OK is a relative term I guess. At best, they're managing their failure rate vs. speed of manufacture and at worst they don't know that it's bad. Color isn't the only no-no shown in those photos. It's also obvious that the oxides weren't cleaned off of the tubes before they were welded. You can have a weld of acceptable color and the oxides will still be buried in the embrittled weld. You can simulate this by welding over colored ti. The color goes away but where did it go? It's being driven deeper into the weld.

What's shown in those photos isn't OK.


----------



## G-reg (Jan 12, 2004)

Guru said:


> From Tony Giannascoli, Founder: Please allow us to chime in on the posts regarding Guru's welds. Guru has been welding titanium frames for more than 10 years already and we take great pride in our craftsmanship and in our weld quality. We were pleased when Tyler accepted our invitation and we allowed him to snap pictures of anything he wanted as we are transparent and have nothing to hide.
> 
> Weld zone discoloration is inevitable when welding outside of an inert chamber.
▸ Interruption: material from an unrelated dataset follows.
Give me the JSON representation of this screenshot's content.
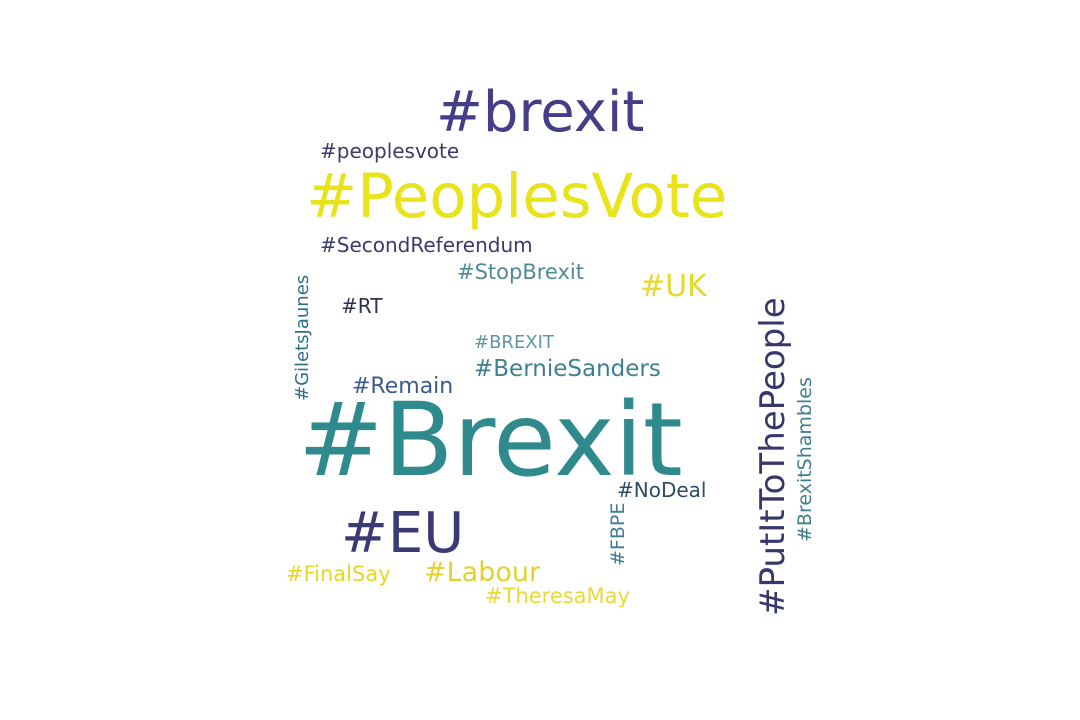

In the bicycle industry, since weld bead aesthetics are important, frames are welded outside of an inert chamber but steps are taken to ensure the integrity of welds. Firstly, the interior of the frame is purged of all oxygen using Argon gas. Then, a specially designed cup which diffuses Argon gas evenly is used to purge any oxygen from the outer surface of the weld. Inevitably, some discoloration will be evident with this technique. It is only a few microns thick and can be easily removed using scotch brite to finish the surface (photo above).
> 
> Note that we've had our welds tested by independent laboratories using x-rays and micrographs. In all cases, the results demonstrated very low levels of porosity and high levels of purity with virtually no contamination. The ultimate test for our welds is fatigue and impact testing which we regularly conduct at Guru. These tests demonstrate that when frames are brought to the point of rupture due to excessive abuse, the welds never break. Furthermore, we have many clients who have been riding their Guru-made titanium frames for well over 10 years without any incidents (Editor's note: They added via phone that they haven't had to warranty a single titanium frame). This is the true testament to the quality of our titanium frame construction.


BR post was updated...


----------



## zank (May 19, 2005)

Bike radar did a tour of the Dean factory and published pictures of ti welding that were just as bad. Pretty sad. It looked they were using a #7 cup and outrunning their coverage.


----------



## davesauvageau (Jan 8, 2010)

Minus the horrible music, Seven Cycles' factory tour is pretty good. Her welds look very clean, can't tell if it is Ti, could be stainless too:
Seven Cycles - Factory Tour - YouTube

Most Ti builders pay special attention to contamination, chemically cleaning tubesets and handling them with cotton gloves to avoid contamination. Apparently Lynskey doesn't give a hoot about it in this video:





Where's Rhody when you need him! Groovy Cycleworks, get in here and drop some knowledge!


----------



## car bone (Apr 15, 2011)

smudge said:


> OK is a relative term I guess. At best, they're managing their failure rate vs. speed of manufacture and at worst they don't know that it's bad. Color isn't the only no-no shown in those photos. It's also obvious that the oxides weren't cleaned off of the tubes before they were welded. You can have a weld of acceptable color and the oxides will still be buried in the embrittled weld. You can simulate this by welding over colored ti. The color goes away but where did it go? It's being driven deeper into the weld.
> 
> What's shown in those photos isn't OK.


But remember the color only indicate that the very surface has been oxidized, now how deep it goes. the diffusion depth is unknown here, gas diffuse into the ti faster and deeper the hotter it gets and the longer the soak, similar to carburizing/nitriding steel in a Carbon containing atmosphere. But it is a sure sign that at least the surface has been oxidized to some degree.
And this could have been avoided. Preferably they should have welded (and all other processes involved) this to aerospace standards, but I guess very few actually do.


----------



## whydomylegshurt? (Jul 28, 2004)

If you charge $4500 for a ti frame you better weld to the best standard available. Seeing as NASA, Miller, AWS and ASM all agree that no color past dark straw should be seen in the weld bead I feel Guru has failed. Both the drop out and the BB show discoloration in the weld, not just the HAZ. They didn't even prep the tubes to remove the oxide layer.


----------



## car bone (Apr 15, 2011)

I'm not arguing there. 4500??? lol wtf. for 4500 there shouldn't even be straw. It should be nothing nothing nothing as shown in one of the first pics.


----------